Interrogé par votre rapporteur général, le Gouvernement a donné la réponse suivante :

« L'article L.313-19 du code de la construction et de l'habitation dispose que l'UESL « 3° Assure la mise en oeuvre des politiques nationales d'emploi des ressources issues de la participation des employeurs à l'effort de construction, dans les conditions définies à l'article L. 313-3, par les associés collecteurs ou par elle à partir de ressources appelées auprès des associés collecteurs » et que pour cette mission l'UESL élabore des recommandations qui « s'imposent aux associés collecteurs ». De fait, l'UESL définit chaque année des mesures de cadrage financier dans lesquelles elle fixe les montants versés par chaque organisme collecteur. L'article L. 313-3 du code de la construction et de l'habitation prévoyant la possibilité pour l'UESL de contracter des emprunts, le remboursement de ces emprunts constitue donc un emploi de la PEEC pour lequel l'UESL a le pouvoir d'appeler des contributions des associés collecteurs. L'objet du b) du III de l'article de garantie en PLFR est de permettre aux ministres de tutelle, dans le cas où le remboursement serait compromis, de se substituer à l'UESL dans la fixation de ces contributions . »

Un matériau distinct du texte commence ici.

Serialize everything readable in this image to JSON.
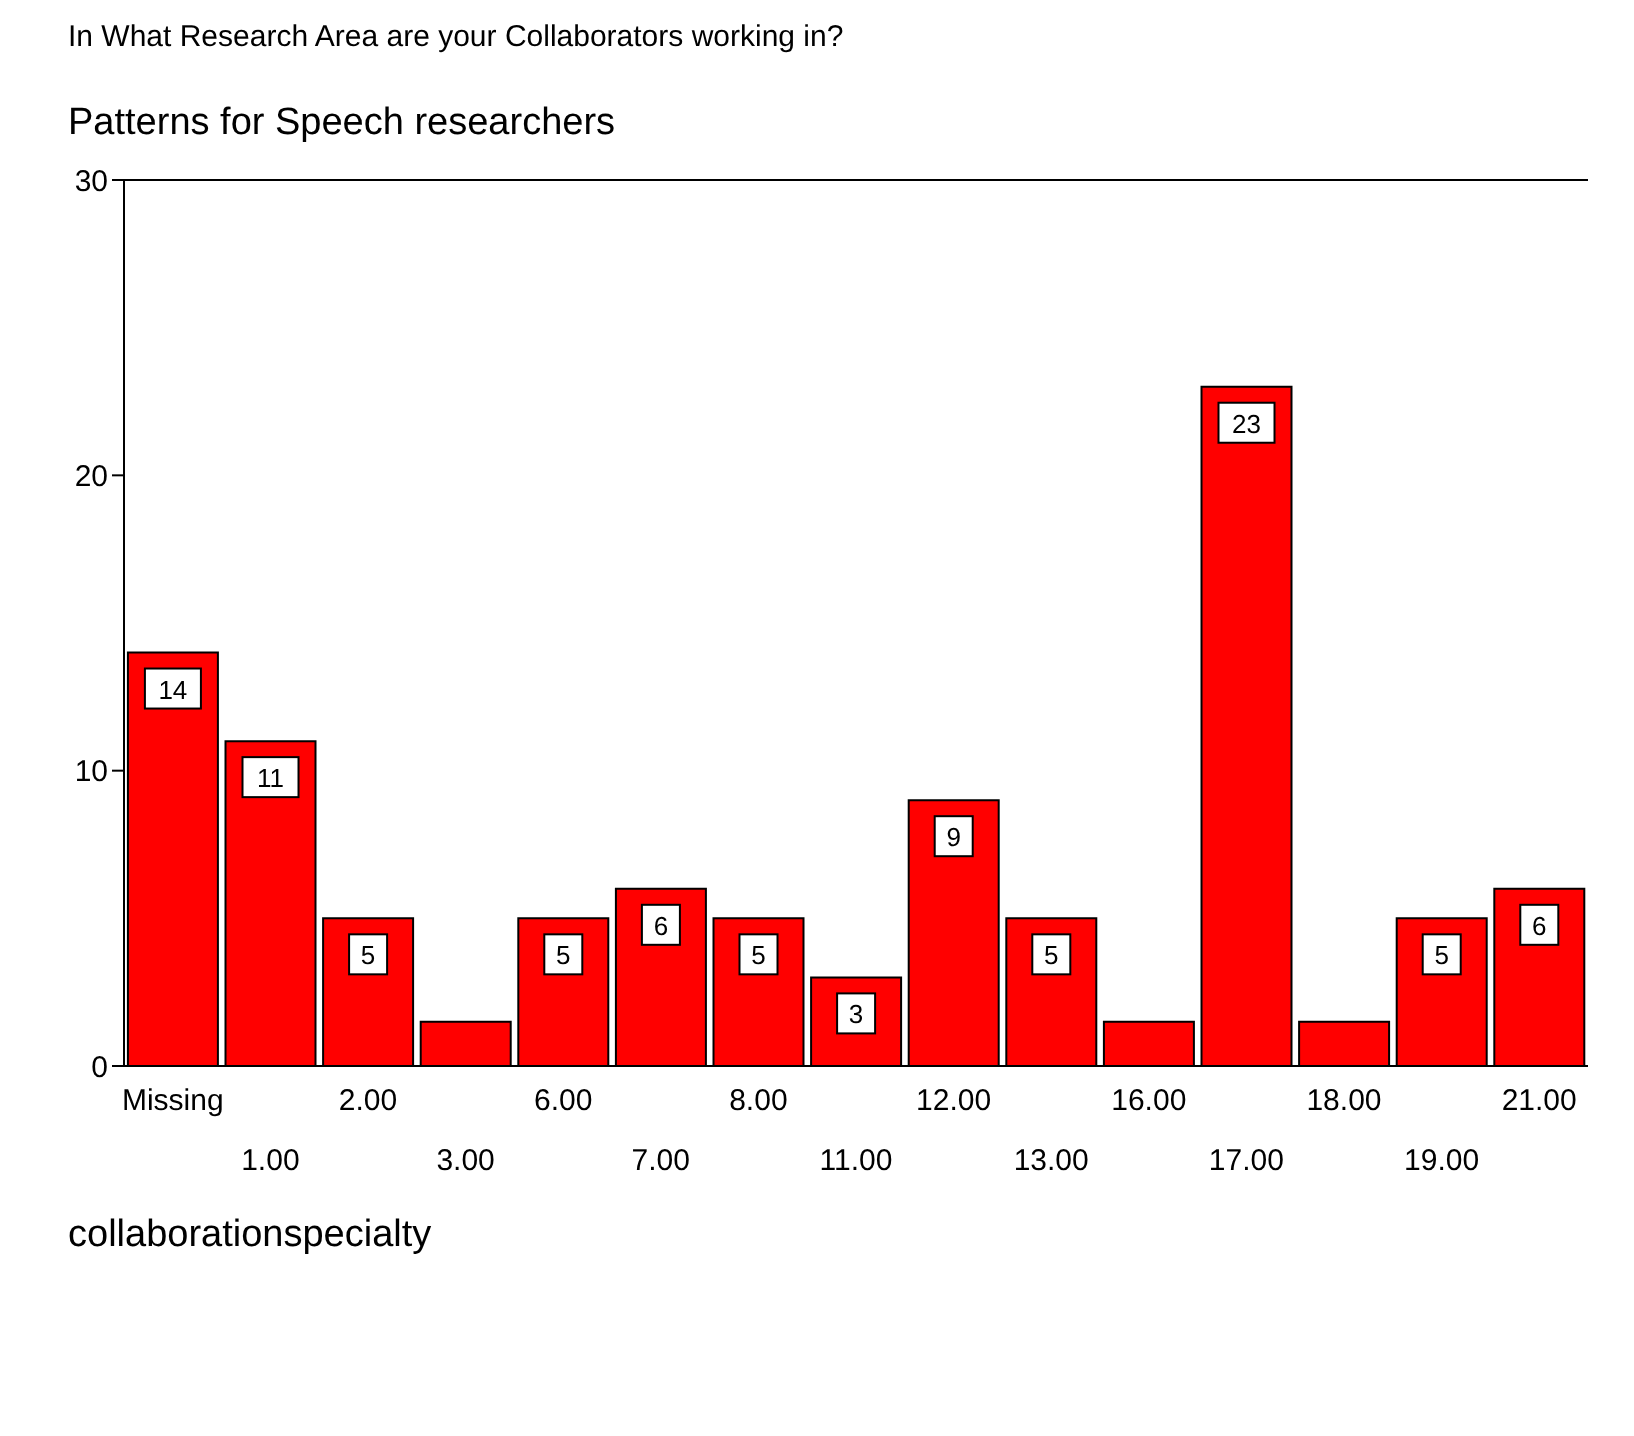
{
  "chart_data": {
    "type": "bar",
    "title": "In What Research Area are your Collaborators working in?",
    "subtitle": "Patterns for Speech researchers",
    "xlabel": "collaborationspecialty",
    "categories": [
      "Missing",
      "1.00",
      "2.00",
      "3.00",
      "6.00",
      "7.00",
      "8.00",
      "11.00",
      "12.00",
      "13.00",
      "16.00",
      "17.00",
      "18.00",
      "19.00",
      "21.00"
    ],
    "values": [
      14,
      11,
      5,
      1.5,
      5,
      6,
      5,
      3,
      9,
      5,
      1.5,
      23,
      1.5,
      5,
      6
    ],
    "value_labels": [
      "14",
      "11",
      "5",
      null,
      "5",
      "6",
      "5",
      "3",
      "9",
      "5",
      null,
      "23",
      null,
      "5",
      "6"
    ],
    "color": "#ff0000",
    "ylim": [
      0,
      30
    ],
    "yticks": [
      0,
      10,
      20,
      30
    ],
    "grid": false
  }
}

Le Sénat s'était exprimé très fortement, en 2009, lorsque le processus des enveloppes triennales avait succédé au conventionnement, pour que le Parlement soit tenu informé, préalablement à la décision, sur les « ponctions » effectuées sur le 1 %. Il avait alors obtenu deux avancées qui figurent à l'article L. 313-3 du code de la construction et de l'habitation :

« Ce document de programmation (qui fixe les enveloppes pour 3 ans) ainsi que les prévisions de crédits correspondantes sont transmis au Parlement lors du dépôt des projets de loi de programmation pluriannuelle des finances publiques . Les enveloppes minimales et maximales consacrées annuellement à chaque emploi ou catégorie d'emplois sont fixées pour une durée de trois ans par décret pris après concertation avec les représentants des organisations syndicales et patronales membres de l'Union d'économie sociale du logement. Le Parlement est saisi des répartitions annuelles lors du dépôt des projets de loi de finances . »

Il serait dès lors, normal de prévoir une information du Parlement par la voie de la communication du plan financier pluriannuel que doit présenter tous les ans l'UESL. C'est l'objet de l' amendement que vous présente votre commission.

Décision de la commission : votre commission vous propose d'adopter cet article ainsi modifié.


* 394 Restent donc en vigueur à ce jour, le décret n° 2012-352 du 12 mars 2012 relatif aux emplois de la participation des employeurs à l'effort de construction pris pour l'application de l'article L. 313-3 du code de la construction et de l'habitation et le décret n° 2012-353 du 12 mars 2012 relatif aux enveloppes minimales et maximales des emplois de la participation des employeurs à l'effort de construction pour les années 2012 à 2014.

* 395 Le Conseil constitutionnel a censuré une disposition de la loi de finances rectificative pour 2008 au motif qu'en renvoyant la fixation du plafond d'une garantie de l'Etat à un acte administratif « sans évaluer cette charge ou en limiter le montant » l'autorisation donnée au ministre de l'économie méconnaissait le 5° du II de l'article 34 de la LOLF (DC, n° 2008-574 du 29 décembre 2008).

* 396 Réponse publiée au JO le 08/02/2011 page 1266.